TIMELY TOPICS
Farmers in the Rockbridge region have had a tumultuous year with dry weather, short hay supplies, a declining corn market, and generally higher cattle prices. Perhaps more so than other years, the financial state of farm finances for both full-time and parttime farms is extremely variable with some farms having been forced to buy very expensive hay and some others that were counting on selling a valuable corn crop not realizing the income they had hoped for. Still others have sold cattle for higher prices than in recent years and their books for the year are firmly in the black.
Right now, there is a good chance we have some farmers reading this column that are thinking “I’ve made money with cattle this year, I need to keep back some heifers and/or buy something so I can avoid paying taxes”.
Here is a retrospective case study that explains why this is a bad idea and why most cattle producers need to consider the benefits of building a cash reserve even if it means paying some taxes this year.
In 2014, cattle farmers A and B each had $15,000 income and similar costs/cow. Producer A chose to pay a 20% tax and put $12,000 in the bank ($15,000 x 80%) in 2014. Producer B avoided taxes and retained seven breeding age heifers at a cost of $2,000 each in 2014. The cattle market declined 30% in 2015, and Virginia cattle prices were 50% of 2014 prices from 2016 to 2022.
Producer A paid the taxes in 2014 but retained 12 breeding age heifers at a cost of $1,000 each in 2016. Producer A had $16,752 in accumulated profits over eight years from 2016 to 2023 because prices were trending upward across this period. After selling the 12 cows for slaughter in 2024 at $110/cwt, Producer A realized a 13.6% return on the original $15,000 from 2014 (it was actually a 20% return on the 12,000 they invested in 2016).
Producer B avoided $3,000 in taxes but realized only 3,052 in accumulated profits from 2015 to 2022 because prices declined sharply from 2014 to 2017 and after the seven cows were sent to slaughter in 2022 for $95/cwt, realized a net return of –3.2% on the investment of $15,000.
No one knows how the cattle market will perform in the next five years but there is a general consensus among market watcher we are less likely to see the precipitous declines experienced from 2014 to 2017. But we know cattle prices are significantly higher than the 10-year running average.

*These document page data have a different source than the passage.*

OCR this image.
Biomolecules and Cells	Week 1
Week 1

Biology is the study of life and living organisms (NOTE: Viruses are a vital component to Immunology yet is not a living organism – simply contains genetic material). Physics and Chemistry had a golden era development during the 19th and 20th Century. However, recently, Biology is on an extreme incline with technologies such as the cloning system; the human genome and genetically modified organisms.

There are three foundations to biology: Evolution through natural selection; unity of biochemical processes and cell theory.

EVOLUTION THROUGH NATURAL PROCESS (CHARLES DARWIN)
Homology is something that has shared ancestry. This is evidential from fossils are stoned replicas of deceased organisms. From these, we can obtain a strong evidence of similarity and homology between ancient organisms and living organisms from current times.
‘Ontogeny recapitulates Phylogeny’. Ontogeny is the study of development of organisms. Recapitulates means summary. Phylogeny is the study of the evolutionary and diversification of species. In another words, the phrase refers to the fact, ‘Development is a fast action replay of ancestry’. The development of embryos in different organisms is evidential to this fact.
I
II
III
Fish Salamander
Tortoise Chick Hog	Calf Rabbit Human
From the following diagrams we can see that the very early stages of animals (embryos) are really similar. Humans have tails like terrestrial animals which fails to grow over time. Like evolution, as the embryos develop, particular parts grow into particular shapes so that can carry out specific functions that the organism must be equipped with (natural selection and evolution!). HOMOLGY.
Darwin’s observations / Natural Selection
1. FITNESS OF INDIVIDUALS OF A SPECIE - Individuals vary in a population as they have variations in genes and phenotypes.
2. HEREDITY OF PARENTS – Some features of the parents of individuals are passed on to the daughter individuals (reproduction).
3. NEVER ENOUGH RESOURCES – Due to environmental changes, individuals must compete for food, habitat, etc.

Implementing good tax management is wise. But farmers should not let a preoccupation with minimizing tax obligations prevent them from building essential cash reserves that can allow the farm to insulate itself from unexpected expenses or perhaps afford itself a great opportunity to invest in some aspect of the farm when opportunities present themselves at a later date.
Building and maintaining a cash reserve is difficult and demands self-discipline and patience. But many livestock producers can appreciate the unexpected turn in the weather that demands feed purchases. Likewise, most stockmen can remember having to forego great opportunities to purchase high quality breeding stock at a heavy discount simply because the cash reserves were not available to take advantage of the opportunity.